Jeremiah 1:4-5, 17-19
1 Corinthians 12:31-13:13
Luke 4:21-30
These readings are about God knowing us and about us needing each other to know God, It’s about how even though we all exist in a web of connections between ourselves and others, it’s still difficult for us to know God so that we can see everything the way God sees it. In one translation of verse 17 in the first chapter of Jeremiah, God tells the prophet:
Before I formed you in the womb I knew you,
before you were born I dedicated you,
a prophet to the nations I appointed you.
Jermiah Chapter 1, Verses 4 and 5
“Before I formed you in the womb I knew you / before you were born I dedicated you / a prophet to the nations I appointed you” (Jer. 1: 4-5).
But what does it mean to be a prophet?
My pastor said the word “prophet” comes from the Hebrew word for “spokesperson.” Who is a prophet spokesperson for? God, he said, and he reminded us that God is love.
The second reading describes what that love is like. In the famous words attributed to St. Paul:

“Love is patient, love is kind. It is not jealous, it is not pompous, it is not inflated, it is not quick-tempered, it does not brood over injury, it does not rejoice over wrongdoing but rejoices with the truth , it bears all things, believes all things, hopes all things, endures all things.”
Love never fails.
— 1 Corinthians, Verses 4-8
“Love is patient, love is kind. It is not jealous, it is not pompous, it is not inflated, it is not quick-tempered, it does not brood over injury, it does not rejoice over wrongdoing but rejoices with the truth , it bears all things, believes all things, hopes all things, endures all things.
Love never fails” (1 Cor. 4-8).
Like Luke Chapter 4, verse 18 that I posted about last week, this is another passage that, at first, feels nothing but encouraging to read. It feels wonderful to think of myself as receiving Divine Love that has the qualities described above.
But I’ve written before about how you, and I, and everyone else, reflects and receives that love so that we can return it, share it, and expand its reach. I wrote last week about how allowing the reach of that love to expand can be uncomfortable for all of us in a lot of different ways. It might mean seeing, and hearing and giving things that I might not be in a hurry to see, or hear, or give because seeing, or hearing, or giving what I haven’t previously means losing some metaphorical blinders, earplugs, and blankets that keep me comfortable and keep me from feeling, not only other people’s pain, but also the reality that others have something to share that I lack.
And I don’t know about you, but I don’t particularly enjoy recognizing the idea that I lack anything or that anyone else does either. It’s daunting that I’m called to work with God, humbly and patiently, to participate in addressing both of these situations. What do I give up and what do I accept when I acknowledge that I need both to give and to receive? What do I give and receive when I acknowledge that the love described in Corinthians has the greatest reach when it moves, not just on the proverbial two-way street but on a highway that has more lanes going in both directions than I can imagine?
Why do we need so many love lanes connecting all members of the human family and God? Because, as I’ve written in previous posts, every one of us is created in the image of God (1 Gen. 26). As such, every one of us has gifts that the world needs (1 Cor. 12: 4-11). But in every one of us, the reach of those gifts gets limited — at least in so far as we can see in our lifetimes — by circumstances beyond our control, by our weaknesses, and by by doubt-and fear-fueled resistance to what receiving and sharing God’s love really means for all of us.

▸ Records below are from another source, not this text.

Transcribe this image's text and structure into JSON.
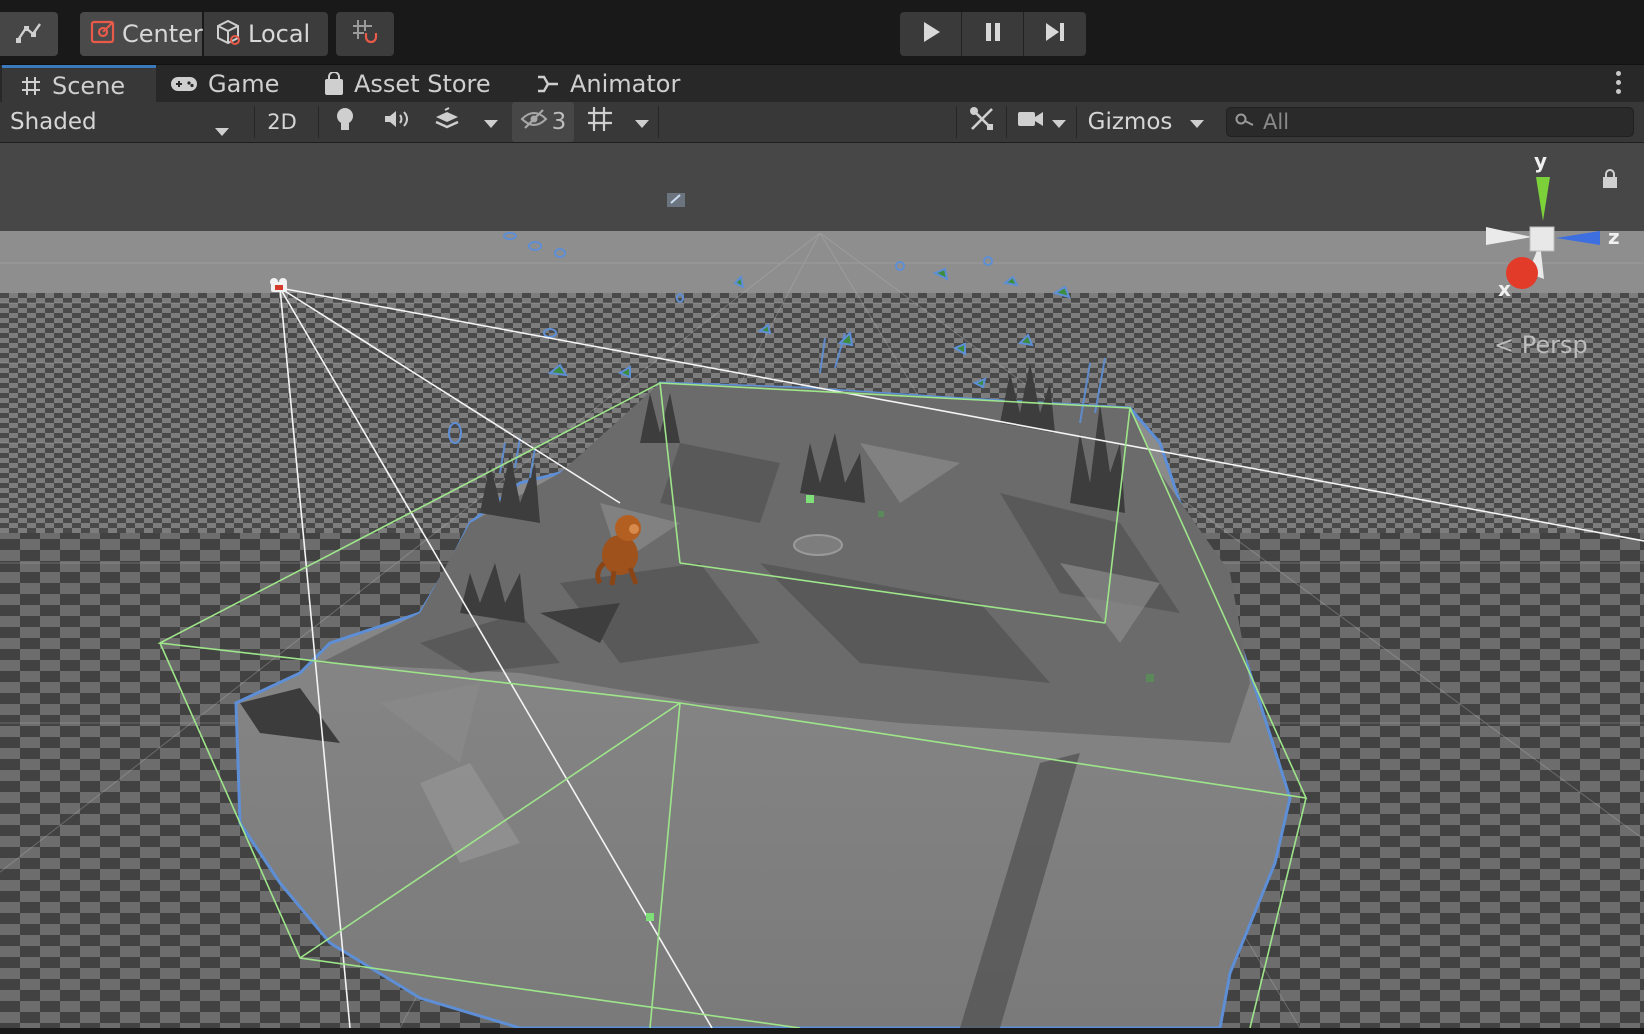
{
  "toolbar": {
    "center_label": "Center",
    "local_label": "Local",
    "icons": [
      "hand-tool-icon",
      "pivot-center-icon",
      "pivot-local-cube-icon",
      "grid-snap-icon",
      "play-icon",
      "pause-icon",
      "step-icon"
    ]
  },
  "tabs": [
    {
      "label": "Scene",
      "icon": "grid-hash-icon",
      "active": true
    },
    {
      "label": "Game",
      "icon": "gamepad-icon",
      "active": false
    },
    {
      "label": "Asset Store",
      "icon": "shopping-bag-icon",
      "active": false
    },
    {
      "label": "Animator",
      "icon": "animator-icon",
      "active": false
    }
  ],
  "scene_toolbar": {
    "draw_mode": "Shaded",
    "mode_2d": "2D",
    "hidden_count": "3",
    "gizmos_label": "Gizmos",
    "search_placeholder": "All",
    "icons": [
      "lighting-bulb-icon",
      "audio-speaker-icon",
      "effects-layers-icon",
      "visibility-eye-slash-icon",
      "grid-toggle-icon",
      "tools-icon",
      "camera-icon",
      "search-icon"
    ]
  },
  "viewport": {
    "projection_label": "Persp",
    "axes": {
      "y": "y",
      "z": "z",
      "x": "x"
    },
    "colors": {
      "x_axis": "#e33b2a",
      "y_axis": "#7cd03a",
      "z_axis": "#3d6fe0",
      "bounds": "#9ee58a",
      "outline": "#5e8fd6"
    }
  }
}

The wounds in our natures are why God warns Jeremiah that “the whole land… kings and princes… priests and people “…. will fight against” the message God gives them to share (Jer. 1:19).
From my perspective, as I wrote last week, these wounds are also the reason for the conflict between Jesus and the people he grew up with (See Luke 4: 22-30).
They are the reason that “[a]t present we see indistinctly… and “know partially” (1 Cor. 13:12). The Good News is that the more we choose faith, hope, and love, the better we’ll be able to see, and the more faith and hope we’ll have that when we’re not bound by a our current bodies, we will “know fully, as [we are] fully known” (1 Cor. 13:12).
Work cited
The Bible. The New American Bible Revised Edition, Kindle edition, Fairbrother, 2011.